Making Migration Resilience-Friendly in a Changing Climate

The new IPCC report indicates a considerable increase in future migration patterns, Luke Craven considers what happens to those who are left behind when others migrate.

'Climatalk' via flickr

What will be remembered most about our century is the shift of human populations. These movements will be both at the domestic level, as migrants trade agrarian life for the city, and internationally as coastal areas become increasingly uninhabitable. Yesterday’s IPCC report (working group II, AR5) has found that both levels of migration will be considerably amplified by climate change, drawing upon projections that suggest that in 2030, 12 million people will be displaced by sea-level rise in four coastal areas of the US alone. While economists speak of the inexorable benefits of the migration process in terms of ‘development’, we know surprisingly little about how migration affects the lives of those that are left behind.  Indeed, the effects of migration on social, political, institutional and cultural structures in migrants’ communities are chronically understudied.

At the same time, international development agencies and governments are trumpeting the potential of migration and remittances as a strategy to address the impacts of a changing climate.  The underlying assumption here is that migration builds resilience in sending communities – that it is a panacea to the problems of climate change.  Put simply, this assumption is misplaced.  Migrants alone can generally not mitigate the vulnerabilities they face at home.  Instead, migration may actually contribute to new vulnerabilities or reinforce the status quo.

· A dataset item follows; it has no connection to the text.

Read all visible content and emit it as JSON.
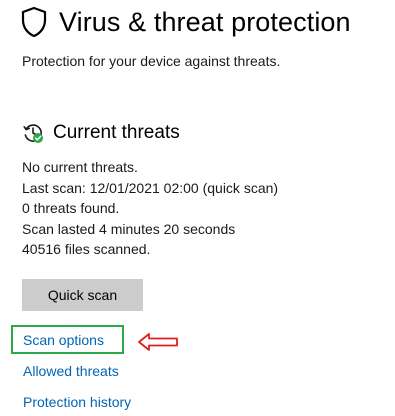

For instance, in Melanesian communities that are traditionally held together by strong kinship ties, subsistence agricultural practices, and village-level local institutions, migration can tear at the very fabric of the community.  It is not my claim here that all change is a bad thing – far from it.  The problem is that significant levels of out-migration result in radical, deep-reaching changes, which modify the configuration of communities within a relatively short time span.  The stark reality is these communities struggle to adapt to changing circumstance, governments in the Third World are ill equipped, and the effectiveness of Western development assistance is questionable at best.

The above notwithstanding, migration is here to stay.   But we require a massive shift in the way that we think about the effects of migration, how we regulate the flow of migrants, and how we can best promote wellbeing in the places migrants call home.  At its simplest, this is a debate about making migration resilience-friendly.  Admittedly, this is not an easy task – but it is one that desperately requires our attention.

More than anything this requires a commitment to the local scale – especially to village life – to the poor, and to practical measures that can be taken to address social and environmental problems.  Such a commitment is often lost in economic analyses of migration where the focus is on higher-order political and economic reform.  To understand the complicated sets of variables that impact on local livelihoods, and the varied landscapes that migrant communities navigate, we must employ a broad, qualitative and holistic analytical toolbox – that is, one that can answer questions about the way migration affects cultural practice, local institutions, and traditional ways of life.

In 2013, UN Secretary-General Ban Ki-moon opened the High-Level Dialogue on International Migration and Development at the UN General Assembly by outlining an eight-point agenda to “make migration work” for the world’s 232 million migrants, as well as their countries of origin and destination.  His efforts should be applauded, but if anything is true about migration it is this: to make it it work – truly work – our first task it to make it resilience-friendly.  The findings contained in yesterday’s IPCC report make this all the more apparent.

Luke Craven  is a current PhD candidate at the University of Sydney in the Department of Government and International Relations. His research is broadly concerned with migration, food systems, sustainability, and the connections between them.